While all of the artist’s piece are striking, some of the most eye-catching forms include her strap-on dildo mugs upon which she hand alters variously colored dildos into handles for the wheel-thrown terracotta drinkware she creates. They’re artistic for sure, but also meant to be functional, she says.

In addition to dildo mugs, the artist also makes face mugs and ones with vulvas. courtesy photo)

“Ceramics is pretty approachable,” the artist says. “It’s not meant to be shocking in any way. It’s not meant to be repulsive. I hope it lets folks be curious to come and take a peek at it, maybe pick it up.”

Still, she says she has gotten some pushback at local events where she’s sold her pottery before.

“We’re in the Bible Belt for sure, and I think there’s a lot of people who have this concept of what ‘family-friendly’ is,” she says. “I’m really not a fan of the thinking that anything is inappropriate when it comes to bodies. It shuts down the entire conversation.”

Instead, Kinky says that being open about sexuality and our bodies creates dialogue about complex issues surrounding consent and bodily autonomy that are important for all people, even children, to understand.

“The way that people try to shut it down the most is by saying, ‘What if kids see it?’” she says. “And No. 1, a kid is probably not going to be able to recognize a buttplug, and there’s a separation between sexuality and harm. And what kid do you know that doesn’t know that penises exist? Little kids are fascinated with buttholes. Kids know that these things exist…. If you’re taking your kid to a fine-arts museum, they’ve probably seen naked people and that is no more harmful than somebody else’s pottery…. A boob vase is not going to do anything to anybody.”

Vulva mugs by Kinky Ceramics (courtesy photo)

While the artist has a very open approach to sexuality now, she admits that it took her a while to get to that place personally. She says when she first moved from her native Pennsylvania to North Carolina for college, she felt uncomfortable being naked. So, what did she do?

“I started doing nude modeling,” she says. “It was very scary…. But it was just getting in my way as a whole.
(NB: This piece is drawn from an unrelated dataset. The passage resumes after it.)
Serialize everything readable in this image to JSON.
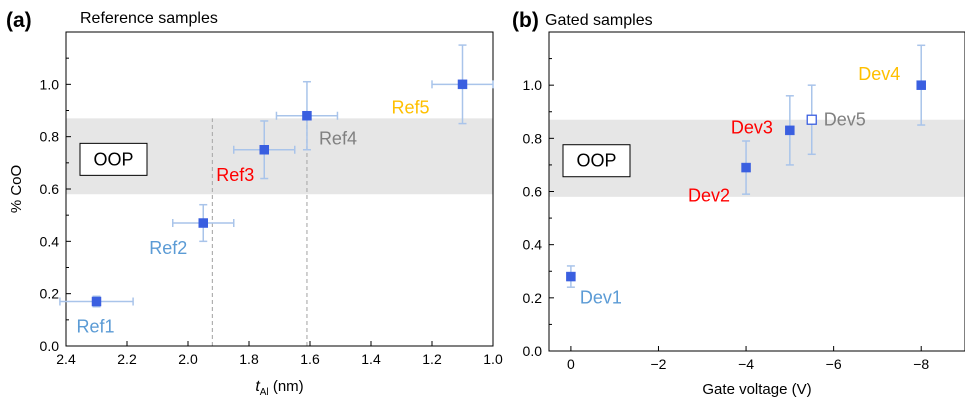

I was very uncomfortable with myself physically so that was one of the most solid steps that I took. I still do that now. It was necessary but very alarming at the time.”

Kinky says this incredibly stressful form of exposure therapy helped her become more open to talking about bodies which translates into her work.

“What I’m thinking about when I’m making them is that bodies are super cool and nothing to be ashamed of,” she says. “Sexuality looks like a lot of different things, and that’s a great thing that is perfectly fine to be curious about.”

And for those that are still opposed to seeing dildos on mugs?

“I’m not going to stop making them, so it’s kind of a lost cause,” she says.